A haul up the hill into Brighton and a harsh cinder track for around 1.5 km was no reward for badly blistered feet, though nothing like what we’d all been through already. It was when I rejoined the road that I could see Brighton Racecourse and, even from a distance away, it was apparent that there were decent crowds, all waiting for their own hero or heroine. I was fairly isolated having been passed by three or four people who were in better shape than I was and I hobbled around by the rails of the racecourse. As I moved onto the main course, I still can’t believe the reception that I got (to be fair, it wasn’t just me, everyone was getting a great hand) and I crossed the line in 27 and a half hours.
Many will have done it quicker than I did, but that didn’t matter in the slightest to me.
Martin came in around an hour quicker (but he is half my age!) – what an achievement that is (not forgetting the immense sponsorship) – and Katie, who had been sick at not long after halfway, was still able to finish not that long after I had. Very very proud of both of them. Katie – you and Emily are some warriors. Nothing will ever stop you. I am not betting against you both doing the full house of all the Ultra Challenges.
But where was Pammy in all this, I hear you ask. Ok, I wasn’t going to mention it but, given that you asked, she wasn’t there when I finished. Earlier in the morning, when I was at 88 km, I spoke to her amid the dying embers of my phone battery and told her that I wouldn’t be there before 1 pm. Of course, she arrived a bit before then and went for a cup of tea in the garden centre with our friend Christine.
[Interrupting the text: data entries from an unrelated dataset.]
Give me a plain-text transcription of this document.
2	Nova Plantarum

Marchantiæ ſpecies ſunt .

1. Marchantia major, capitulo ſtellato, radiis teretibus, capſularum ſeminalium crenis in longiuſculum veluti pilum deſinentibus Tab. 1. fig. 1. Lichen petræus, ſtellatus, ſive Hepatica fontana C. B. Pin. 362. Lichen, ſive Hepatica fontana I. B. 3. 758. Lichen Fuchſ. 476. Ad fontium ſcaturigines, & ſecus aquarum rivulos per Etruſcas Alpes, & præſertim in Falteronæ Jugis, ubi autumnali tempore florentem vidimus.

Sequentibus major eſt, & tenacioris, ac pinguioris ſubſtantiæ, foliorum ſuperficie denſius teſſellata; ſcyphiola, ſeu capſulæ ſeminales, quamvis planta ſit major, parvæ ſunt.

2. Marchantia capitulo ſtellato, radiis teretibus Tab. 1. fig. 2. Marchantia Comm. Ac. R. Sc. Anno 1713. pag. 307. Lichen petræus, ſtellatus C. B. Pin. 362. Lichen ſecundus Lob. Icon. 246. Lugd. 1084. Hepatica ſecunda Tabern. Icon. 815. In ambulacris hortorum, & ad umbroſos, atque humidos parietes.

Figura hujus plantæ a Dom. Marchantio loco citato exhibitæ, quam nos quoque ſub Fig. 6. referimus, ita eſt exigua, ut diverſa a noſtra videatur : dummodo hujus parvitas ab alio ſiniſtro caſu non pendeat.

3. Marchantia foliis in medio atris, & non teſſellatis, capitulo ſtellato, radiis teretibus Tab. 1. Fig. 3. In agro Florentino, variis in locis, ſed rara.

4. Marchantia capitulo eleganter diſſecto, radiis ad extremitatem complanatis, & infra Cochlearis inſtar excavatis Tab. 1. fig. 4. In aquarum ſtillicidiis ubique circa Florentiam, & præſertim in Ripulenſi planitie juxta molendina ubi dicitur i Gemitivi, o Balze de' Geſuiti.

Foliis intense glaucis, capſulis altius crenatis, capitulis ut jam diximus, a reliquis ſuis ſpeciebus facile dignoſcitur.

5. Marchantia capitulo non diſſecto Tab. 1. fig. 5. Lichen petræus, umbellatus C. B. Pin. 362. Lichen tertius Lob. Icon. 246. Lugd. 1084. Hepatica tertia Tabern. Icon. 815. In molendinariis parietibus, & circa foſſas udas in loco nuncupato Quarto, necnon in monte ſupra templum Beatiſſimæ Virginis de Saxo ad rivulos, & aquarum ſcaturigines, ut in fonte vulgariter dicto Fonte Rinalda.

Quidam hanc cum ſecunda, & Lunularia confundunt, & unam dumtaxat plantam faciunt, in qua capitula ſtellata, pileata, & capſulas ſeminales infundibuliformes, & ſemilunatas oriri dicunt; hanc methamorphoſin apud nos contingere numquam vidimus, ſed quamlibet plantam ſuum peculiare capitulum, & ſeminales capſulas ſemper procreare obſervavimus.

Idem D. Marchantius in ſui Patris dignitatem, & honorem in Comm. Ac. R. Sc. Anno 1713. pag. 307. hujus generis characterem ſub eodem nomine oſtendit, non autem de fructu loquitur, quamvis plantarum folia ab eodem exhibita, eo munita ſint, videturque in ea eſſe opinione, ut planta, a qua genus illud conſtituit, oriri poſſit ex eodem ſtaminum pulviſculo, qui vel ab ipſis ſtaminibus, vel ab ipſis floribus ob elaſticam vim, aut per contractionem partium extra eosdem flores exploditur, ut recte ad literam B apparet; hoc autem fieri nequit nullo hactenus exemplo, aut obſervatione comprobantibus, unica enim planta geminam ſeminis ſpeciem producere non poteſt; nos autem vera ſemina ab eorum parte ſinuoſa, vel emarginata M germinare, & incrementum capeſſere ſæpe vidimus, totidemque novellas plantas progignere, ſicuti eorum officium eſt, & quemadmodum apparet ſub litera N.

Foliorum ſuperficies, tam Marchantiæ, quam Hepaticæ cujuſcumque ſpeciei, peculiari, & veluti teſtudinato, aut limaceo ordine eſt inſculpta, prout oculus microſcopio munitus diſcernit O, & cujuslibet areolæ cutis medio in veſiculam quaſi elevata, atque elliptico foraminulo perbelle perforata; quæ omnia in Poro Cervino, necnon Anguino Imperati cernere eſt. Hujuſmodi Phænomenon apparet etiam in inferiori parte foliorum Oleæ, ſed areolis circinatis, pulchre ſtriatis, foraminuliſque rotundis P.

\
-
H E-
So while I was dragging myself (at about five to one) through the last few minutes……… It was brilliant to see her, eventually. I saw Emily, Katie’s sister, and it was great to see someone who understood what I was going through and was clearly delighted for me.
One of the marshals took a couple of photos of my with my medal, but I’m afraid they didn’t come out well in the sunshine. So here’s one I took today.
I found it hard to walk to the car. I wasn’t as physically tired as you might think, but my feet were extremely painful. They are much much better today. I had a cool bath when I got home and a decent sleep. I haven’t treated my feet apart from removing loose plasters. Long after the blisters have healed themselves, and the pain forgotten, the sense of achievement will be there and only positives will remain.
A few weeks off from walking to recharge batteries and feet. Thank you for all your wonderful support and comments – you are simply wonderful friends.